Anatomy of a Wiki Article

Let’s say you’ve decided to edit the article on American physician, dean, teacher, and advocate Marion Spencer Fay. If you’re logged in, the page will look like this. You can use the tabs across the top to view the article’s “talk” page, where Wikipedians discuss the article’s contents, its “edit” page, where you can make changes to the contents, and its “history” page, where you can revisit all previous edits to the article and compare changes across edits.

Wikipedia article on Marion Spencer Fay showing tabs across the top

Previous editors have flagged this article as one that needs improvement. Here’s a chance for us to help make Wikipedia better!

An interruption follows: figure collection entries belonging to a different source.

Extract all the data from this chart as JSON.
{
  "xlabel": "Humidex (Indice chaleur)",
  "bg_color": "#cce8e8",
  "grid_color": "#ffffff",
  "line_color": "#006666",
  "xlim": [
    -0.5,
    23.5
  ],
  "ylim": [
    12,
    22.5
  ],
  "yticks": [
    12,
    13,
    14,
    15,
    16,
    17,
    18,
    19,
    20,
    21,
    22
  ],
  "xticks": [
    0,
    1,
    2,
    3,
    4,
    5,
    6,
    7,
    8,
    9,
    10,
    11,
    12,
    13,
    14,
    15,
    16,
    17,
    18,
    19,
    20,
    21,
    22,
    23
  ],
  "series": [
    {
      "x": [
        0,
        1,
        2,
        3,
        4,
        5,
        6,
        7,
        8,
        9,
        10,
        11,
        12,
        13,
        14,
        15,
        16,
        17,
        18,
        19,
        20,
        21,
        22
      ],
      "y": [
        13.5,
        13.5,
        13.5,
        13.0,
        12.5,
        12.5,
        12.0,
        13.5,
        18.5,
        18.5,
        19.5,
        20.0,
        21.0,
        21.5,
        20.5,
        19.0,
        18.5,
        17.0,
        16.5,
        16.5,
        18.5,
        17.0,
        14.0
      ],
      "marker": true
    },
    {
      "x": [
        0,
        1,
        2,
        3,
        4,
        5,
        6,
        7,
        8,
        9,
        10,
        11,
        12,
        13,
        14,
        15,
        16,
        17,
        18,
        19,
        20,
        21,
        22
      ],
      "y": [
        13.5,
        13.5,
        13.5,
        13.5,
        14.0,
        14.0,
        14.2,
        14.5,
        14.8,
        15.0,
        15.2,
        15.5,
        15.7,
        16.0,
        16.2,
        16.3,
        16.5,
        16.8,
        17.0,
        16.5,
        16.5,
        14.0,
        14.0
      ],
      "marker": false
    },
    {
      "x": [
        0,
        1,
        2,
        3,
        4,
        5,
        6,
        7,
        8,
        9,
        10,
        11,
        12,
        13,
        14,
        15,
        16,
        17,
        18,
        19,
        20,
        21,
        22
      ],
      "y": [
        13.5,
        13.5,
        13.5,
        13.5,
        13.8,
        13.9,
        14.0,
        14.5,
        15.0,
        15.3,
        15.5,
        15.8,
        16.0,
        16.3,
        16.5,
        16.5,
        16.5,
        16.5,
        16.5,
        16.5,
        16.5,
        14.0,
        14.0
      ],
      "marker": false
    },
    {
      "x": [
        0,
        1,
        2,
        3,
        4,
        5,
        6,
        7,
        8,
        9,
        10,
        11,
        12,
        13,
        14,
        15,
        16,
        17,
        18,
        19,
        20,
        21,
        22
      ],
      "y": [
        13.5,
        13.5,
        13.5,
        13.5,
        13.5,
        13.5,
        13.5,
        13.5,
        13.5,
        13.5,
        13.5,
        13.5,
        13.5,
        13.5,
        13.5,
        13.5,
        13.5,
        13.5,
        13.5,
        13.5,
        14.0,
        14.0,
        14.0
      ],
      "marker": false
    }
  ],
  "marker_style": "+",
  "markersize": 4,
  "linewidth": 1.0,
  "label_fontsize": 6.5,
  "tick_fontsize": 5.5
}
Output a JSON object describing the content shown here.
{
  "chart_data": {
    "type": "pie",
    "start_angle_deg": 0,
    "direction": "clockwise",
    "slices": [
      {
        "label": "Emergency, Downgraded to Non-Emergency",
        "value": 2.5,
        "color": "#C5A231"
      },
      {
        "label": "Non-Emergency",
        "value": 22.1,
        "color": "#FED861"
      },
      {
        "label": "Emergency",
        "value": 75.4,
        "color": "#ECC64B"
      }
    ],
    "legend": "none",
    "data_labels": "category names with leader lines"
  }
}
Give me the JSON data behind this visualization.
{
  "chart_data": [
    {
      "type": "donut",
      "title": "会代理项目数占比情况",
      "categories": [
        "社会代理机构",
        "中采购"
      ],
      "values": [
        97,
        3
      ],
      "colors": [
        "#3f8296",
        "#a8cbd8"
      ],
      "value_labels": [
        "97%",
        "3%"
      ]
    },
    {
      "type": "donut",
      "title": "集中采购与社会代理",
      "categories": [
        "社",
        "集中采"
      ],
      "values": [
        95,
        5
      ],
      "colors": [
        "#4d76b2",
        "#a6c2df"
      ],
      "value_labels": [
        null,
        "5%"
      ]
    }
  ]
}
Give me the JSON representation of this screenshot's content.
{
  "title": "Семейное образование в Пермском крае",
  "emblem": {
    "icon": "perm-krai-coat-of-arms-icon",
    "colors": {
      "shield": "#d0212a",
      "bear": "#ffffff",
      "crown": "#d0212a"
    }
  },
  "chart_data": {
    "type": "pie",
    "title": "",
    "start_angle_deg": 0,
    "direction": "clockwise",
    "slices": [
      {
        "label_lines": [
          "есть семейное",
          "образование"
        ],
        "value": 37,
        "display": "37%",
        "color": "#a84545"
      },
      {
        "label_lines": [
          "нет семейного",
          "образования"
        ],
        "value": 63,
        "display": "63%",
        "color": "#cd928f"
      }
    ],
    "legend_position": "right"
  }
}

Click “edit” to begin editing

After you click “edit”, you’ll see the article content in wikitext. In the graphic below, the orange boxes separate the wikitext for the “Multiple issues” warning, the “Infobox” that appears on the published article’s right side, and the beginning of the article text. Note the tripled single-quotes around Fay’s name to format it as bold and the doubled equal signs around “Legacy” to format it as a level-2 heading.

Edit interface for Marion Spencer Fay page on Wikipedia

Preview, describe, and submit changes

At the bottom of the editing interface, you’ll see buttons to preview your changes and make sure they look the way you intend them to, describe your changes in an “edit summary” so other Wikipedians can easily understand what you did, and publish your changes.

When you publish your changes, they will be visible to anyone in the world who goes to this page on Wikipedia!